Samprokshanam of the Andal temple was performed on 20 January 2016 by Tamil Nadu Government. Vadapathrasayi is believed to have appeared to Andal, Periazhwar and sages Markandeya and Bhrigu. The temple follows Thenkalai tradition of worship. Six daily rituals and three yearly festivals are held at the temple, of which the Aadipooram festival, the birthday of Andal, celebrated during the Tamil month of Adi (July – August), is the most prominent. The temple is maintained and administered by the Hindu Religious and Endowment Board of the Government of Tamil Nadu.

The history of Srivilliputhur centres around the Srivilliputhur Andal Temple, dedicated to Andal. It is argued that the temple of Vadapathrasayee is present from the 8th century, but there are epigraphic records are available only from the 10th century. The view that the Andal temple was built during the 14th century is highly debated. The temple has inscriptions from Chola, Pandya and Nayak rulers, spanning across various centuries from the 10th to 16th centuries. As per some accounts, the original structure was constructed by Tribuvana Chakravarthy Konerinmai Kondan Kulasekaran and the Andal temple by Barathi Rayar.
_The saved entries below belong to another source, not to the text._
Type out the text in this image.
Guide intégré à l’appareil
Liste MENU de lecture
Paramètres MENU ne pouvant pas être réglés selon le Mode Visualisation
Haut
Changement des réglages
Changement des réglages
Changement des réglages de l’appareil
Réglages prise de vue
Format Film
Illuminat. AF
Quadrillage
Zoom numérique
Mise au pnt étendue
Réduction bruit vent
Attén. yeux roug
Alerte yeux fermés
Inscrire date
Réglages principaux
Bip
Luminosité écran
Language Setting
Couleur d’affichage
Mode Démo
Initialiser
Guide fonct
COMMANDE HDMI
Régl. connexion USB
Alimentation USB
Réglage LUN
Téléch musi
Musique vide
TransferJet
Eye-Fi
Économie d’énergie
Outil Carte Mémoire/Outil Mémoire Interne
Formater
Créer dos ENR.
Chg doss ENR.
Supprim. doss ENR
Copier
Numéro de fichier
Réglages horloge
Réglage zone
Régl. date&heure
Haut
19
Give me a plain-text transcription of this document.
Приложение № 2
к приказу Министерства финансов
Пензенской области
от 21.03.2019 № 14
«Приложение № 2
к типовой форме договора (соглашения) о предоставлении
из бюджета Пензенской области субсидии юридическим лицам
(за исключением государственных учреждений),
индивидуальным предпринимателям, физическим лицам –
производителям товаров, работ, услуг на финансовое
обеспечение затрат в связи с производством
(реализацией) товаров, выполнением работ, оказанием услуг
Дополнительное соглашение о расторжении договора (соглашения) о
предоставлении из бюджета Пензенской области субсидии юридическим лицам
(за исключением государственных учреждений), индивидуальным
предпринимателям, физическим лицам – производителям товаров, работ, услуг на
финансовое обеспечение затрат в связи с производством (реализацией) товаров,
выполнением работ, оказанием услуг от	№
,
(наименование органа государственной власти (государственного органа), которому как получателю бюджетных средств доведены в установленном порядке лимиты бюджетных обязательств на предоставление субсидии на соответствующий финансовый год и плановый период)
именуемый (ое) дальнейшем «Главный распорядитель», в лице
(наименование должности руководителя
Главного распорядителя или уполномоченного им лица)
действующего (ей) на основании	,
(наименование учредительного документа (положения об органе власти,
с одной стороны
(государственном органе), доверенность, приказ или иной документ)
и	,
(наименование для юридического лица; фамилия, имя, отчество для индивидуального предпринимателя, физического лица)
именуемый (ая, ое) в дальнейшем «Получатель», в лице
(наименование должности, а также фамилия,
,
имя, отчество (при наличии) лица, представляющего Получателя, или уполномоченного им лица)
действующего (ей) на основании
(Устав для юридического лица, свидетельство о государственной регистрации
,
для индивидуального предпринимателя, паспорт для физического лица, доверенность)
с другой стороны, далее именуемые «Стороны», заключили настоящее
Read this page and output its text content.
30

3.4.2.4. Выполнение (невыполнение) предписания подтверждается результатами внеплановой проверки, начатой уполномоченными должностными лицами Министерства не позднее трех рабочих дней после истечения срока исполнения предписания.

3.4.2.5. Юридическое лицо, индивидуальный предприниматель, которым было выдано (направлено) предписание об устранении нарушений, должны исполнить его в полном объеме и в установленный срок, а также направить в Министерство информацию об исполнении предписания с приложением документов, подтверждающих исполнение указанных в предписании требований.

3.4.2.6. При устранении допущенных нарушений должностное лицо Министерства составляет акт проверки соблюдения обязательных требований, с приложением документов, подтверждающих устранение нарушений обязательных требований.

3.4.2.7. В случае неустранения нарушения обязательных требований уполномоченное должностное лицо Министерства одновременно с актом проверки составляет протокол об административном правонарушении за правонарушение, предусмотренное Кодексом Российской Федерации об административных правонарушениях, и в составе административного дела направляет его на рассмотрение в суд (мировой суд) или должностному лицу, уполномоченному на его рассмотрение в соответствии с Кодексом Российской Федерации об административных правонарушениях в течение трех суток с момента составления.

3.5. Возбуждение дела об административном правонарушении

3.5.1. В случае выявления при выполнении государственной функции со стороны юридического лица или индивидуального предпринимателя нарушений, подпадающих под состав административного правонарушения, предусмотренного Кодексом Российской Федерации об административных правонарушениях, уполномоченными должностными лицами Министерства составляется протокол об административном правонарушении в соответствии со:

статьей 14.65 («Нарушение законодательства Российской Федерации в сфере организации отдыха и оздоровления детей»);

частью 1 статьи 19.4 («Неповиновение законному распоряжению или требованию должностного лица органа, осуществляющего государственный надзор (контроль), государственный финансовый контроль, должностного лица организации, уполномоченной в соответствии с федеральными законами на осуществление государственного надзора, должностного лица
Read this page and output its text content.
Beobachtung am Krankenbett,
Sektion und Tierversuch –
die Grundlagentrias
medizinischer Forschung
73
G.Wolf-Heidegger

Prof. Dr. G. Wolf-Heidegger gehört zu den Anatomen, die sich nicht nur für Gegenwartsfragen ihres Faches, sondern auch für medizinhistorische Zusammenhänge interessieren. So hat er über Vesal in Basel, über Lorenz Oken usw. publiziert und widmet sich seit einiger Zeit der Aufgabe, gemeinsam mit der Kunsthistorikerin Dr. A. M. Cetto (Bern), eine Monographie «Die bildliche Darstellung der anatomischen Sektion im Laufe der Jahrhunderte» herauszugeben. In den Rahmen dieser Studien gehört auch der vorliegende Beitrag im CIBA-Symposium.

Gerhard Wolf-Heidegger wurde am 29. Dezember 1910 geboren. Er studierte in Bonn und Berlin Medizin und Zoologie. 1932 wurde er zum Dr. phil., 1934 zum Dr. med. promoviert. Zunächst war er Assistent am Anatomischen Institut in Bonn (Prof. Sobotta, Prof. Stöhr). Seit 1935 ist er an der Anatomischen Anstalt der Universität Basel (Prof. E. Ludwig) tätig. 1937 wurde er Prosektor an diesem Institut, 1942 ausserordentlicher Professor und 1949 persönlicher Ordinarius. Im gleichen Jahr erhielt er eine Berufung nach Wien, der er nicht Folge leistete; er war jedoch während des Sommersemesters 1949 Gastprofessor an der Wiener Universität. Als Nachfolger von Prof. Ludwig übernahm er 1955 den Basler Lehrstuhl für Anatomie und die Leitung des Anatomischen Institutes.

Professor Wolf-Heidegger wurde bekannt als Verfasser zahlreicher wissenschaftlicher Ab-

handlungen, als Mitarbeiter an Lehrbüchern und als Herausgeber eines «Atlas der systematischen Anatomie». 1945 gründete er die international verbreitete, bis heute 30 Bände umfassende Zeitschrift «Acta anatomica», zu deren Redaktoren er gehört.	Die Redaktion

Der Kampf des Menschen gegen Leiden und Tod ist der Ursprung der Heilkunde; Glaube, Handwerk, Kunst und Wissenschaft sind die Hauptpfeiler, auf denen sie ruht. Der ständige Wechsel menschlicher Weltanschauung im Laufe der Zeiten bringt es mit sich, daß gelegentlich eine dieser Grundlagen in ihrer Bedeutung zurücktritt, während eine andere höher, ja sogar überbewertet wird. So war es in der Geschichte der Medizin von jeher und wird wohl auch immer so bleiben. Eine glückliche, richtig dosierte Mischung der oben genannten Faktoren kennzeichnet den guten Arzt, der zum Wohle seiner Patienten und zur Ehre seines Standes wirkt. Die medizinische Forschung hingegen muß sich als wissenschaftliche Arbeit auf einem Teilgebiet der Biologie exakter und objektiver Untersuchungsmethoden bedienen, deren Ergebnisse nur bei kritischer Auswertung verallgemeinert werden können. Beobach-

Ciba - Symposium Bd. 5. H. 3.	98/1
During the reign of Thirumalai Nayak (1623–1659) and Rani Mangammal (1689–1706), this city became very popular. Thirumalai Nayak renovated all the temples of this city. He installed choultaries, temple tanks, paintings and golden towers inside the temple. The sculptures in the hall leading to the shrine of Andal were also built by him. From 1751 to 1756 A.D., Then it fell into the hands of Mohammed Yousoof Khan. Until 1850, Sri Andal temple was under the care of the king of Trivancore. The British ruled the country till India attained freedom in 1947. The temple’s gateway tower, 192 ft (59 m) tall and it is believe that this is the official symbol of the Government of Tamil Nadu (Sri Vadapathrasayi Temple Tower). But the artist who designed the emblem for the state of Tamil Nadu Thiru.Krishna Rao denied that it is not the temple of Srivilliputhur rather it is Madurai Meenatchi Temple’s West Gopuram. During the modern times, the temple is maintained and administered by the Hindu Religious and Endowment Board of the Government of Tamil Nadu.